Wenn bei Brawn der Stern aufgeht ...

Silberpfeile in der Krise: Mercedes setzt McLaren unter Druck. Womöglich wäre ein Bekenntnis zum Privatteam der erfolgreichere Weg
BARCELONA Am Montag war Norbert Haug wieder in Stuttgart im Büro. „Wir haben einen Sack voll Arbeit", hatte der Mercedes-Motorsportchef gesagt nach dem indiskutablen Abschneiden in Barcelona, wo Heikki Kovalainen ausgeschieden und Lewis Hamilton eine Runde hinter Sieger Jenson Button gelandet war. „Wo der Stern drauf ist, wird gefälligst weiter vorn gefahren. Das lass ich mir nicht gefallen", meint Haug. Die McLaren-Ingenieure müssen jetzt Höchstleistungen bringen.
Es ist ja nicht so, dass Mercedes keinen Erfolg haben würde in der Formel 1. Jenson Button und Brawn gewannen vier von fünf Saisonläufen, angetrieben werden die Boliden des Privatrennstalls von Mercedes-Motoren. Und die sind über jeden Zweifel erhaben. Nur bekommt diese Erfolge kaum jemand mit – bei Brawn ist zwar Mercedes drin, aber eben kein Stern drauf.
Die Lösung ist naheliegend: Bei Brawn muss ein Stern aufgehen. Oder doch nicht?
Wieso fährt Brawn ohne Stern?
Vor Saisonbeginn bot Teamchef Ross Brawn Haug an, Mercedes auf den Boliden auftauchen zu lassen.
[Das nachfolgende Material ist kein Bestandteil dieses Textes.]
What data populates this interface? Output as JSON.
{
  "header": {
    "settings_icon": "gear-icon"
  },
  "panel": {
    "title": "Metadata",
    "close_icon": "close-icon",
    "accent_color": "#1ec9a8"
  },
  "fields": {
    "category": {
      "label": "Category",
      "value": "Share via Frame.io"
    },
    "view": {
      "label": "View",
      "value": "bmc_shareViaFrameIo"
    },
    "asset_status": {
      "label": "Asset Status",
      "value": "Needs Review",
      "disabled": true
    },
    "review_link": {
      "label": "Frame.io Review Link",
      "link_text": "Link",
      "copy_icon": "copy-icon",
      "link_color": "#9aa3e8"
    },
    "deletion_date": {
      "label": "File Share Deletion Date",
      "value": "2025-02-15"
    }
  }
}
Haug lehnte ab - um McLaren nicht zu brüskieren. „Normalerweise sollte man als Hersteller nicht auf zwei Hochzeiten tanzen", sagt Udo Kürbs, Chefredakteur des Branchenblattes „Sponsor News". Kürbs: „Wenn Mercedes den Stern jetzt, wo die Silberpfeile in der Krise sind, auf die Brawns kleben würde, würde das den Eindruck erwecken können, man verabschiede sich von McLaren.“
Was spricht trotzdem dafür, dass bei Brawn der Stern aufgeht?
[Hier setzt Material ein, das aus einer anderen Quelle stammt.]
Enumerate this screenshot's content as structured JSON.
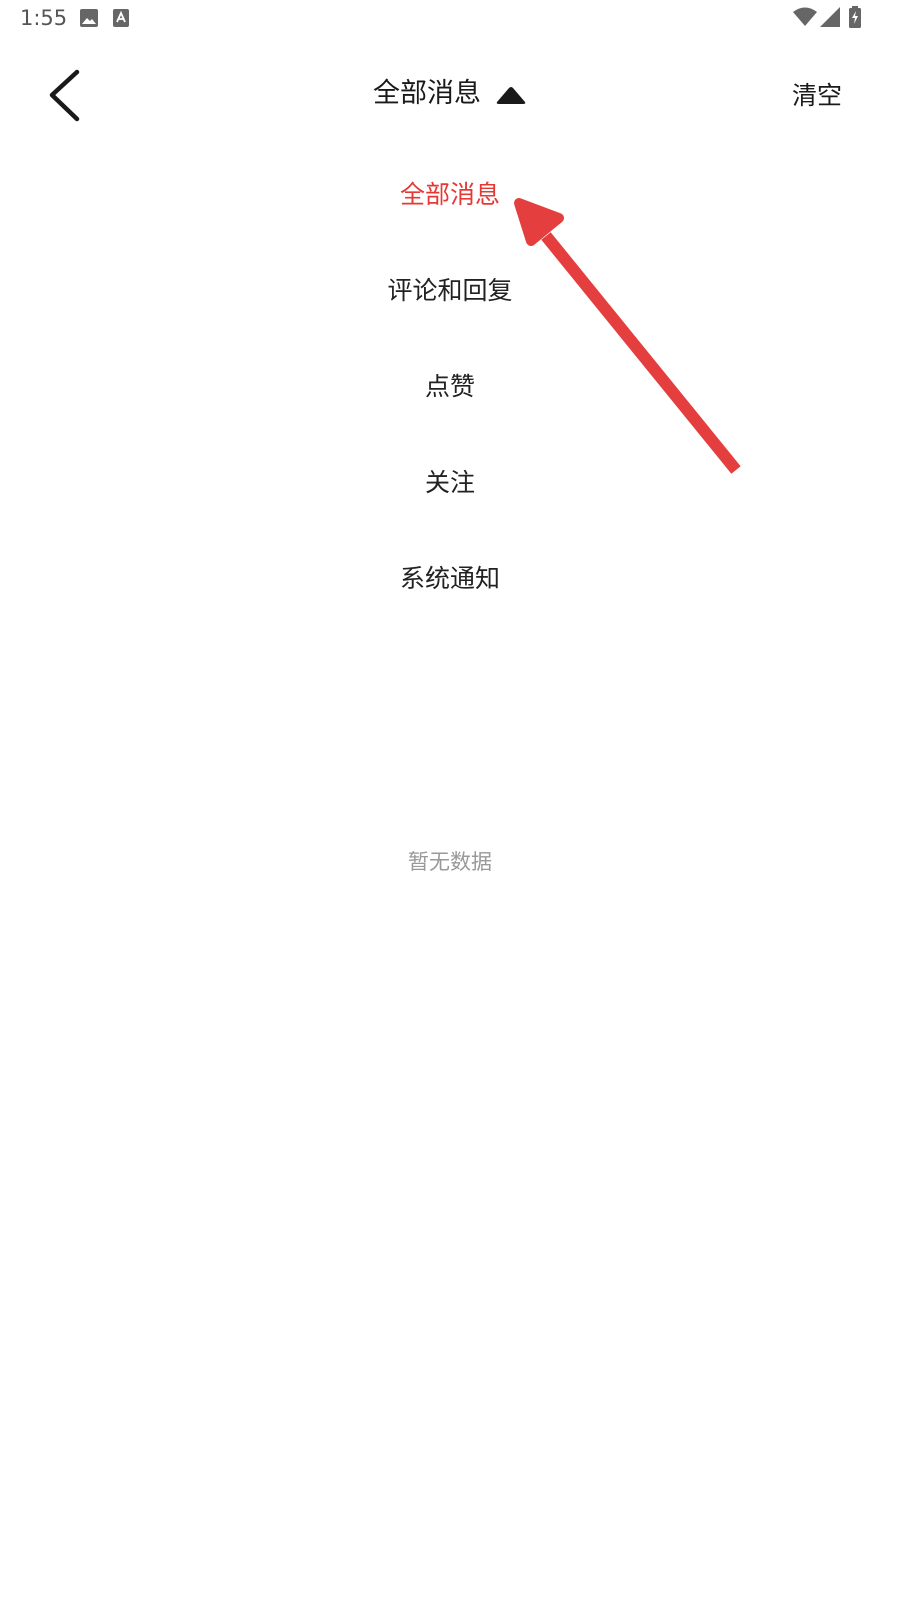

Vor allem Marketing-Gründe. Mercedes könnte die Erfolge als Motorenlieferant besser verkaufen. „Mercedes hätte eine noch größere Plattform, würde noch mehr TV-Zeiten haben und würde sich beim Fan noch mehr ins Gedächtnis rufen", sagt Kürbs. Der Fan würde realisieren, dass Brawn auch Mercedes ist. Für die Stuttgarter wäre das ein kostenloser Mehrwert. Mercedes wäre auch mit Stern kein Sponsor von Brawn. Auch Brawn, der trotz der Erfolge ums wirtschaftliche Überleben seines Privat-Teams kämpft, würde profitieren. „Mercedes ist eine absolute Premium-Marke, in so einem Umfeld präsentieren sich auch große Sponsoren natürlich viel lieber", sagt Kürbs.
Wo wäre der Unterschied zwischen McLaren-Mercedes und Brawn-Mercedes?
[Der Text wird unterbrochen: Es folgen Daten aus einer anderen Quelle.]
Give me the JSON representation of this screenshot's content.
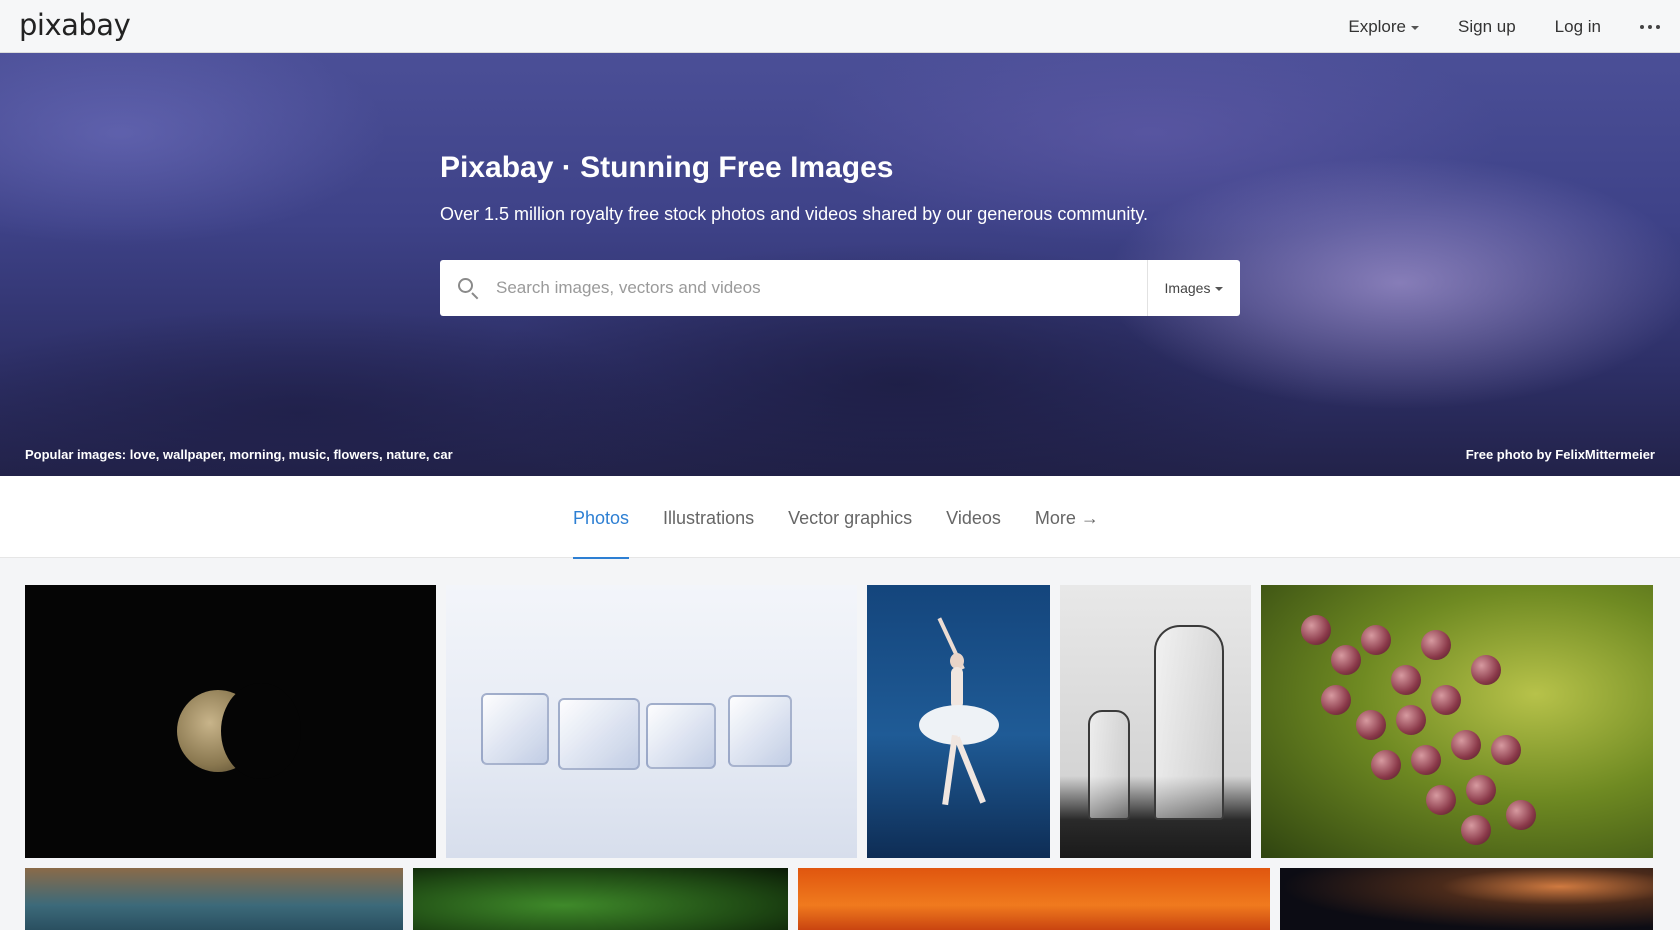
{
  "header": {
    "logo": "pixabay",
    "nav": {
      "explore": "Explore",
      "signup": "Sign up",
      "login": "Log in"
    },
    "more_icon": "more-dots-icon"
  },
  "hero": {
    "title": "Pixabay · Stunning Free Images",
    "subtitle": "Over 1.5 million royalty free stock photos and videos shared by our generous community.",
    "search": {
      "placeholder": "Search images, vectors and videos",
      "value": "",
      "type_label": "Images",
      "icon": "search-icon"
    },
    "popular": "Popular images: love, wallpaper, morning, music, flowers, nature, car",
    "credit": "Free photo by FelixMittermeier",
    "colors": {
      "sky_top": "#4b4f97",
      "sky_bottom": "#222249"
    }
  },
  "tabs": {
    "items": [
      {
        "label": "Photos",
        "active": true
      },
      {
        "label": "Illustrations",
        "active": false
      },
      {
        "label": "Vector graphics",
        "active": false
      },
      {
        "label": "Videos",
        "active": false
      },
      {
        "label": "More →",
        "active": false
      }
    ],
    "active_color": "#2d7fd3"
  },
  "gallery": {
    "tiles": [
      {
        "name": "moon"
      },
      {
        "name": "ice-cubes"
      },
      {
        "name": "ballet-dancer"
      },
      {
        "name": "bottles"
      },
      {
        "name": "grapes"
      },
      {
        "name": "building"
      },
      {
        "name": "basil"
      },
      {
        "name": "sunset-sky"
      },
      {
        "name": "bokeh-lights"
      }
    ]
  }
}
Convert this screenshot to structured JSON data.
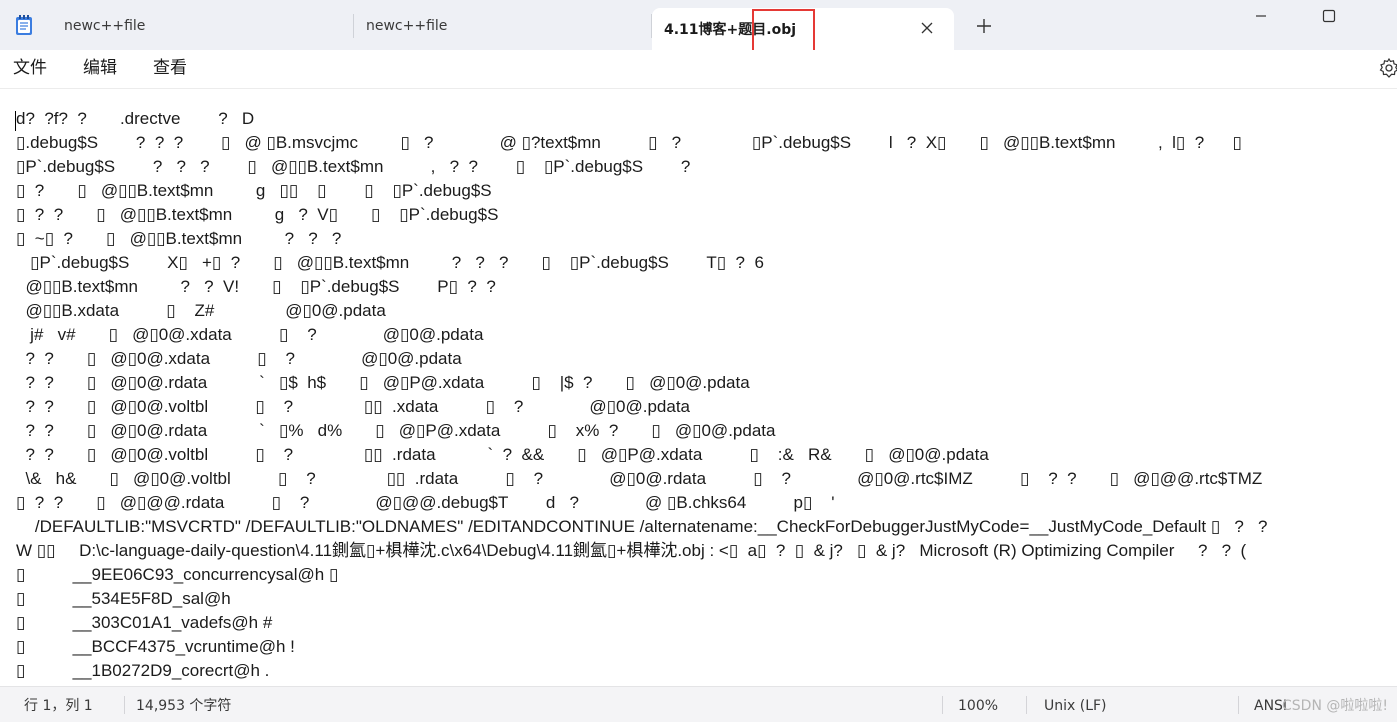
{
  "tabs": [
    {
      "label": "newc++file"
    },
    {
      "label": "newc++file"
    },
    {
      "label": "4.11博客+题目.obj"
    }
  ],
  "menu": {
    "file": "文件",
    "edit": "编辑",
    "view": "查看"
  },
  "icons": {
    "app": "notepad-icon",
    "close_tab": "close-icon",
    "new_tab": "plus-icon",
    "minimize": "minimize-icon",
    "maximize": "maximize-icon",
    "settings": "gear-icon"
  },
  "editor": {
    "lines": [
      "d?  ?f?  ?       .drectve        ?   D",
      "▯.debug$S        ?  ?  ?        ▯   @ ▯B.msvcjmc         ▯   ?              @ ▯?text$mn          ▯   ?               ▯P`.debug$S        l   ?  X▯       ▯   @▯▯B.text$mn         ,  l▯  ?      ▯",
      "▯P`.debug$S        ?   ?   ?        ▯   @▯▯B.text$mn          ,   ?  ?        ▯    ▯P`.debug$S        ?",
      "▯  ?       ▯   @▯▯B.text$mn         g   ▯▯    ▯        ▯    ▯P`.debug$S",
      "▯  ?  ?       ▯   @▯▯B.text$mn         g   ?  V▯       ▯    ▯P`.debug$S",
      "▯  ~▯  ?       ▯   @▯▯B.text$mn         ?   ?   ?",
      "   ▯P`.debug$S        X▯   +▯  ?       ▯   @▯▯B.text$mn         ?   ?   ?       ▯    ▯P`.debug$S        T▯  ?  6",
      "  @▯▯B.text$mn         ?   ?  V!       ▯    ▯P`.debug$S        P▯  ?  ?",
      "  @▯▯B.xdata          ▯    Z#               @▯0@.pdata",
      "   j#   v#       ▯   @▯0@.xdata          ▯    ?              @▯0@.pdata",
      "  ?  ?       ▯   @▯0@.xdata          ▯    ?              @▯0@.pdata",
      "  ?  ?       ▯   @▯0@.rdata           `   ▯$  h$       ▯   @▯P@.xdata          ▯    |$  ?       ▯   @▯0@.pdata",
      "  ?  ?       ▯   @▯0@.voltbl          ▯    ?               ▯▯  .xdata          ▯    ?              @▯0@.pdata",
      "  ?  ?       ▯   @▯0@.rdata           `   ▯%   d%       ▯   @▯P@.xdata          ▯    x%  ?       ▯   @▯0@.pdata",
      "  ?  ?       ▯   @▯0@.voltbl          ▯    ?               ▯▯  .rdata           `  ?  &&       ▯   @▯P@.xdata          ▯    :&   R&       ▯   @▯0@.pdata",
      "  \\&   h&       ▯   @▯0@.voltbl          ▯    ?               ▯▯  .rdata          ▯    ?              @▯0@.rdata          ▯    ?              @▯0@.rtc$IMZ          ▯    ?  ?       ▯   @▯@@.rtc$TMZ",
      "▯  ?  ?       ▯   @▯@@.rdata          ▯    ?              @▯@@.debug$T        d   ?              @ ▯B.chks64          p▯    '",
      "    /DEFAULTLIB:\"MSVCRTD\" /DEFAULTLIB:\"OLDNAMES\" /EDITANDCONTINUE /alternatename:__CheckForDebuggerJustMyCode=__JustMyCode_Default ▯   ?   ?",
      "W ▯▯     D:\\c-language-daily-question\\4.11鍘氳▯+椇樺沈.c\\x64\\Debug\\4.11鍘氳▯+椇樺沈.obj : <▯  a▯  ?  ▯  & j?   ▯  & j?   Microsoft (R) Optimizing Compiler     ?   ?  (",
      "▯          __9EE06C93_concurrencysal@h ▯",
      "▯          __534E5F8D_sal@h",
      "▯          __303C01A1_vadefs@h #",
      "▯          __BCCF4375_vcruntime@h !",
      "▯          __1B0272D9_corecrt@h ."
    ]
  },
  "status": {
    "position": "行 1，列 1",
    "chars": "14,953 个字符",
    "zoom": "100%",
    "line_ending": "Unix (LF)",
    "encoding": "ANSI",
    "watermark": "CSDN @啦啦啦!"
  },
  "colors": {
    "highlight_box": "#e53935",
    "tab_bar": "#eef0f5"
  }
}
Mercedes ist größter Einzelaktionär von McLaren. Die Stuttgarter halten 40 Prozent der Firma. „Ich bin McLaren", sagte Haug am Sonntag. Die megamoderne McLaren-Fabrik im englischen Woking wurde vor allem mit Mercedes-Geldern bezahlt. Bei Brawn ist der Automobilbauer lediglich Motorenlieferant, Ross Brawn zahlt für die Motoren. „Die Leasingraten für acht Motoren pro Fahrer je Saison sind nicht zu verachten“, sagt Haug.
Könnte aus Brawn ein neues Mercedes-Werksteam werden?
Das schließt Haug kategorisch aus. Ein zweites Team wird sich der Hersteller auf keinen Fall leisten.
Könnte Mercedes sich von McLaren verabschieden?
Das Verhältnis zwischen Mercedes und McLaren ist seit der Spionage-Affäre 2007 und Hamiltons Lügenaffäre vor wenigen Wochen abgekühlt. McLaren-Boss Ron Dennis musste sich komplett aus der Formel 1 zurückziehen. Trotzdem scheint ein kompletter Mercedes-Rückzug unwahrscheinlich. Mercedes müsste seine McLaren-Anteile verkaufen – jetzt in der Krise scheint das unmöglich. Möglicherweise könnte Mercedes die Anteile auch für einen symbolischen Preis an Ex-Boss Ron Dennis zurückgeben. Allerdings überprüft auch der Mercedes-Vorstand derzeit das gesamte Formel-1-Engagement, der Betriebsrat forderte gar den Rückzug aus dem Vollgaszirkus. Weitere Erfolge als Motorenlieferant bei Brawn würden Haugs Position bei Mercedes sicher nicht schwächen.